Yes it does, but what did it mean in 14th century English? What does it's roots imply?
Yes it does, but what did it mean in 14th century English? What does it's roots imply?
The term originally applied to an inhabitant of a city or town, back when people primarily so identified, rather than with a nation or country.
https://www.etymonline.com/word/citizen
Sense of "freeman or inhabitant of a country, member of the state or nation, not an alien" is late 14c.
It implies someone who, by either birth or naturalization, is a member of a political community, owing allegiance to the community and being entitled to enjoy all its civil rights and protections; a member of the civil state, entitled to all its privileges.

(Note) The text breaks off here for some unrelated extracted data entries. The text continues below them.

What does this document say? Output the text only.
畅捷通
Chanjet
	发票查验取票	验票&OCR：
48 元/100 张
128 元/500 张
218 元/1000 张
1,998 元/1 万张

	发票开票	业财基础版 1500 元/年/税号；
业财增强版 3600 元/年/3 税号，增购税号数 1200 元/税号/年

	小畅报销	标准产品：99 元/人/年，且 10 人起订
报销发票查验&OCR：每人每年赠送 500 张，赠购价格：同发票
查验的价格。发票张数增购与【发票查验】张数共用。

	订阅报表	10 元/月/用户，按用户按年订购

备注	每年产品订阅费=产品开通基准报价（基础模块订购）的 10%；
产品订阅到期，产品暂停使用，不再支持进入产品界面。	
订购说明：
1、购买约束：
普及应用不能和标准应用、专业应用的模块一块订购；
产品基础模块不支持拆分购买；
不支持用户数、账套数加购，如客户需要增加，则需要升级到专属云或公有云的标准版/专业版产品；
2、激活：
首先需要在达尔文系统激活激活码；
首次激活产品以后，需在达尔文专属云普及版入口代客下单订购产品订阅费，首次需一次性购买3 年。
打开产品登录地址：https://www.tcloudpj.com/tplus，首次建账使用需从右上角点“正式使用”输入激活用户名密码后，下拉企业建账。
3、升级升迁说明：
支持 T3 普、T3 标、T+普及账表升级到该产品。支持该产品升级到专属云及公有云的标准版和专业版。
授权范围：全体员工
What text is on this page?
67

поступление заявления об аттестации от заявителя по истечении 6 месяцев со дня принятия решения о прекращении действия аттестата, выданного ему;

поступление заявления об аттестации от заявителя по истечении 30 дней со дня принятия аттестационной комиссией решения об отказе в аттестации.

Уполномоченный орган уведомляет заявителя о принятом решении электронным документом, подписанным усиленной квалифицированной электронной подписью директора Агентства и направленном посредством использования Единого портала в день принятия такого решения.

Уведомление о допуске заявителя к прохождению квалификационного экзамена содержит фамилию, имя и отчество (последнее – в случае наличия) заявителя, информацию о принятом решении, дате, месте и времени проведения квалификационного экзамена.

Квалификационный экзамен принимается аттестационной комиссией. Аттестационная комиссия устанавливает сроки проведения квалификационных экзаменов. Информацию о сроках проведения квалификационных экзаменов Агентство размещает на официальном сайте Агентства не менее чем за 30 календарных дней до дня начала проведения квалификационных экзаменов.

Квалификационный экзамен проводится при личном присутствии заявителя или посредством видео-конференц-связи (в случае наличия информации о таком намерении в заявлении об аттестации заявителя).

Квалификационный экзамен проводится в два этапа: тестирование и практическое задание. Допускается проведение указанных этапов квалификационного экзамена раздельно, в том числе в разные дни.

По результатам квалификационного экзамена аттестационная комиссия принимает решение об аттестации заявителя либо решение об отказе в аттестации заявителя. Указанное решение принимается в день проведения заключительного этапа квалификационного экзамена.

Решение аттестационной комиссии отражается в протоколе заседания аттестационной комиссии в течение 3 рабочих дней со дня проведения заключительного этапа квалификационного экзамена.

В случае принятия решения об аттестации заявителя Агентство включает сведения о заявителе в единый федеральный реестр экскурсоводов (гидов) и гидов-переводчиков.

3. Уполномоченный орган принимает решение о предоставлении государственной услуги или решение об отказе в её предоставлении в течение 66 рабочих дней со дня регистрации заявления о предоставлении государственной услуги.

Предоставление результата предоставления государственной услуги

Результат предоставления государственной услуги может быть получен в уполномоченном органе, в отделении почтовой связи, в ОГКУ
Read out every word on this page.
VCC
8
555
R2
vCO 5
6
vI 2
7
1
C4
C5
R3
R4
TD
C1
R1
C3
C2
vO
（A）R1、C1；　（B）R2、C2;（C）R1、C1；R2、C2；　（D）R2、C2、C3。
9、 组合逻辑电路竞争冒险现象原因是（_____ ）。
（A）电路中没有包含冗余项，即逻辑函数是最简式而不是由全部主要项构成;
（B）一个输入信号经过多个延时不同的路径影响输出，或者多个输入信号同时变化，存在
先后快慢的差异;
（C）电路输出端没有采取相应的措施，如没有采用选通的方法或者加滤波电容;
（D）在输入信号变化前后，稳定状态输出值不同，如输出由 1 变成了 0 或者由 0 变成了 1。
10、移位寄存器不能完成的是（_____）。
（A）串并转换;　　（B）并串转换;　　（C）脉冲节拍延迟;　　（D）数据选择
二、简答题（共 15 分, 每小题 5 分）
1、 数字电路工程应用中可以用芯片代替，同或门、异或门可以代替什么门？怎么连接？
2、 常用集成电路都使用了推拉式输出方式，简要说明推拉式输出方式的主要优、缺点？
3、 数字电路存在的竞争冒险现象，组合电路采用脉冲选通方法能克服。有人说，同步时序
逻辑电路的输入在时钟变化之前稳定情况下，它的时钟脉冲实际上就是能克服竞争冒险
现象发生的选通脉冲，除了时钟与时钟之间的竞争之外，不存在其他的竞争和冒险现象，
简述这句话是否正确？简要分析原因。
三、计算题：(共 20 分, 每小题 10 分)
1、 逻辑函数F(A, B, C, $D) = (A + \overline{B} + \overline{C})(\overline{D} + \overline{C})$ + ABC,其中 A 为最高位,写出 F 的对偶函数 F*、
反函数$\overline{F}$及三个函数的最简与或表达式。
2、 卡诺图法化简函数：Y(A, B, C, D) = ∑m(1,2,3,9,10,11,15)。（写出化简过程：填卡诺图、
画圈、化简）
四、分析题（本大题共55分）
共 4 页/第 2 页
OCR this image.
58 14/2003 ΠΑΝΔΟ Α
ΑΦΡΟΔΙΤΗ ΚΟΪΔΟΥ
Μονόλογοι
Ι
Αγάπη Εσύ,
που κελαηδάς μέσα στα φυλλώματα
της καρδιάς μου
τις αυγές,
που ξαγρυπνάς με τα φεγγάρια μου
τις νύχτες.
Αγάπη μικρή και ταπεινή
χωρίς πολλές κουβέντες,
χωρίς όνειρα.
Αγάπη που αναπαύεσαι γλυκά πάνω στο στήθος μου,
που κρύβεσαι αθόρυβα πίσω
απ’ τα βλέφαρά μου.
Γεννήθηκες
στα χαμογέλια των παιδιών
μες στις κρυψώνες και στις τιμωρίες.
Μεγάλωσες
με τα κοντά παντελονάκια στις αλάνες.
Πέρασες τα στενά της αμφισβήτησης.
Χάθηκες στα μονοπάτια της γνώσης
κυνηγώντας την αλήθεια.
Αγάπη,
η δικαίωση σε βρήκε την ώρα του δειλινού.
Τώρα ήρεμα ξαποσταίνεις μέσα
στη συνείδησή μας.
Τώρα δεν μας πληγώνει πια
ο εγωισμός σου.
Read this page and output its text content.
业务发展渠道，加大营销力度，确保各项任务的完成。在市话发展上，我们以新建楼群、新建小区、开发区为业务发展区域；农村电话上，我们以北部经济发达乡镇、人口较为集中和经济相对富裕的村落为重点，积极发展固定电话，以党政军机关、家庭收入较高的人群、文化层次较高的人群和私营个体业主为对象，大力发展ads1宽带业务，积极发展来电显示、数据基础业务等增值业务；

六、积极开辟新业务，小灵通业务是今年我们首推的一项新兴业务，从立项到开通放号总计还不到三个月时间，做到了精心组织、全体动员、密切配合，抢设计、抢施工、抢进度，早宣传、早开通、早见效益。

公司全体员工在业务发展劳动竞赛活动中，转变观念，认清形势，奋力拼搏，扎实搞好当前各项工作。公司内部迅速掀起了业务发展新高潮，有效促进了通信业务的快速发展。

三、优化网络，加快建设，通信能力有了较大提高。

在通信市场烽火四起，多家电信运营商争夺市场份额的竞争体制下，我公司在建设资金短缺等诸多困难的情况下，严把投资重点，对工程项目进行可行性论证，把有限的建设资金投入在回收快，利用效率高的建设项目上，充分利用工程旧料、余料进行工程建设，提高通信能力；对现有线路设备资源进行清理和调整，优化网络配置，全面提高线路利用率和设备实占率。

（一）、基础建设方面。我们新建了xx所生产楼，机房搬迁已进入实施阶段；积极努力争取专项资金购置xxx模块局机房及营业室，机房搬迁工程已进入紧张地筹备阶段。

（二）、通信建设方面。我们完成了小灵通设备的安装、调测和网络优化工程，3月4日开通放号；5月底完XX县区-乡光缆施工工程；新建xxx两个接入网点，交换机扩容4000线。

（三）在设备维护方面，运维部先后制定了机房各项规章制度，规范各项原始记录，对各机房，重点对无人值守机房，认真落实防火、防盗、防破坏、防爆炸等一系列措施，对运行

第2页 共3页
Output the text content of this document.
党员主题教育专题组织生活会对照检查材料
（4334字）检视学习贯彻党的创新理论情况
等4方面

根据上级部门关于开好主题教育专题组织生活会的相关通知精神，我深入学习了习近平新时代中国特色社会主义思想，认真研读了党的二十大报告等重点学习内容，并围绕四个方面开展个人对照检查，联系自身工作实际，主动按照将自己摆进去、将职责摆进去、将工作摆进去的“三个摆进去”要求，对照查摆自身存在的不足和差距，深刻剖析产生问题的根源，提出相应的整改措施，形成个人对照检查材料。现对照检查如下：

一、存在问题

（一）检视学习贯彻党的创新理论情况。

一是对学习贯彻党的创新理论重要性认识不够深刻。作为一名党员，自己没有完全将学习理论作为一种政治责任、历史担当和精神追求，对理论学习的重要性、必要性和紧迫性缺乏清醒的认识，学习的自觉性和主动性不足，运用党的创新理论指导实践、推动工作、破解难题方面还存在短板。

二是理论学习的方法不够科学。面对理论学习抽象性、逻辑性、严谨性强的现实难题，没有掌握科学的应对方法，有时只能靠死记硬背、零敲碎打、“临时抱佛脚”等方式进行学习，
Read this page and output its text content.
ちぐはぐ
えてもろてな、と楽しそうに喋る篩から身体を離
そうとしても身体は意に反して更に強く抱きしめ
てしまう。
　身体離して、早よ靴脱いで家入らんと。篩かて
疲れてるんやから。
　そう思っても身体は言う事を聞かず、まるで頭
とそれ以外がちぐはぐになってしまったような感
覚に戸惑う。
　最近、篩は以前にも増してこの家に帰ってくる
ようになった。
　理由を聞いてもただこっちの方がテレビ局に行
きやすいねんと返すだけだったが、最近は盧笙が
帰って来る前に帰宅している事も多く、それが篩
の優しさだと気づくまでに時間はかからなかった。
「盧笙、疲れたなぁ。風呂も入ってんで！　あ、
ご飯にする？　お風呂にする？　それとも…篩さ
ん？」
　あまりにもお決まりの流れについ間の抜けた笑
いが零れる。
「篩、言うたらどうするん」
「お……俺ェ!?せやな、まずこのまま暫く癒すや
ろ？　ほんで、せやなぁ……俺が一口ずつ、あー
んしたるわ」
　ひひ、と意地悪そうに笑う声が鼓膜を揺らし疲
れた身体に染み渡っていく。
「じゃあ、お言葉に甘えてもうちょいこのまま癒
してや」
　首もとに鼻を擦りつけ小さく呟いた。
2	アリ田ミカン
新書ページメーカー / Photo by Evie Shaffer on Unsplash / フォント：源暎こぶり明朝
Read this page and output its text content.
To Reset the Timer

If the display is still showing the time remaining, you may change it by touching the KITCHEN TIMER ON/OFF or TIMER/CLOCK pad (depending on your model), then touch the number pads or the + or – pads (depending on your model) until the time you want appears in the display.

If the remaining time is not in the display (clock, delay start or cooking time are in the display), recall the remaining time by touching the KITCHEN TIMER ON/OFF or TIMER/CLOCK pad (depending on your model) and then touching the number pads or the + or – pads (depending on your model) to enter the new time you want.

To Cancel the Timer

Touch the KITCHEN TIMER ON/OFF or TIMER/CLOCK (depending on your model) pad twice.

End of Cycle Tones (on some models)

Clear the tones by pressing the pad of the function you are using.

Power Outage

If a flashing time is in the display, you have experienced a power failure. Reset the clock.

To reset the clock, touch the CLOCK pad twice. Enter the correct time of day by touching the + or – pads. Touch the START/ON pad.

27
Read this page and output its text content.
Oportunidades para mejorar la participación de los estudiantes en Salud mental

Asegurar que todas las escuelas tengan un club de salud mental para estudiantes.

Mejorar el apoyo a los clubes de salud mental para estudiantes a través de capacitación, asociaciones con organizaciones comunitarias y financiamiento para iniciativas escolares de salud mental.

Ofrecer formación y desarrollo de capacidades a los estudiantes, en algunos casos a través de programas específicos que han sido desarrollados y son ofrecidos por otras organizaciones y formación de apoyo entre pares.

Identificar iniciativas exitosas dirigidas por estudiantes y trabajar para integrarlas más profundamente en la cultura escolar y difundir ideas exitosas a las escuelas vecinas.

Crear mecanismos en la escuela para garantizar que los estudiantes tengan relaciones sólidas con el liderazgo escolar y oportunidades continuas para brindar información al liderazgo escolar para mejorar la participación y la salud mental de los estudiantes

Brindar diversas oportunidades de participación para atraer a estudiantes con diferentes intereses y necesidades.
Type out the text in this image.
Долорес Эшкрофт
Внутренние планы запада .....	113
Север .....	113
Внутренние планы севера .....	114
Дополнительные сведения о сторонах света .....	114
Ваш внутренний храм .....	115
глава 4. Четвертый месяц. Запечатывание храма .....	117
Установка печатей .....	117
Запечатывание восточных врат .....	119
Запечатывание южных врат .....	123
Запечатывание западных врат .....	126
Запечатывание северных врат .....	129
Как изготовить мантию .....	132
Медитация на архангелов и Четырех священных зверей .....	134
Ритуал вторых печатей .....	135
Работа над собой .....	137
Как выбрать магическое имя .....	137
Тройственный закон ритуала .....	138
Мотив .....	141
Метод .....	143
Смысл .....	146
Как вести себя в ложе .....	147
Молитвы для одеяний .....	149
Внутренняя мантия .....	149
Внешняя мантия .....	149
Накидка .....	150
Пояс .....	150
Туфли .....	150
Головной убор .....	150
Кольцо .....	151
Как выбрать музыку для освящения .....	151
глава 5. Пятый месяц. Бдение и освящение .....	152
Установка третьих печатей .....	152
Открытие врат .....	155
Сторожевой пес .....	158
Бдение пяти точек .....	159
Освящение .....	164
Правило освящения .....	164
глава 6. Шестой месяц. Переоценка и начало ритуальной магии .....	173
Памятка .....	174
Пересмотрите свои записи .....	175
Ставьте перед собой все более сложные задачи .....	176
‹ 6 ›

In England, the members of the political community were also subjects of the king. In the newly formed United States, the members of the political community were its citizens, but were not subjects of a monarchy. They could not be natural born subjects because they were not subjects.
Blackstone's Commentaries on the Laws of England (1765), Vol I, p. 361.
The children of aliens, born here in England, are, generally speaking, natural-born subjects, and entitled to all the privileges of such. In which the constitution of France differs from ours; for there, by their jus albinatus, if a child be born of foreign parents, it is an alien.
Jus albinatus equals the law of alien confiscation.
The U.S. closely followed the English law, and not the French law.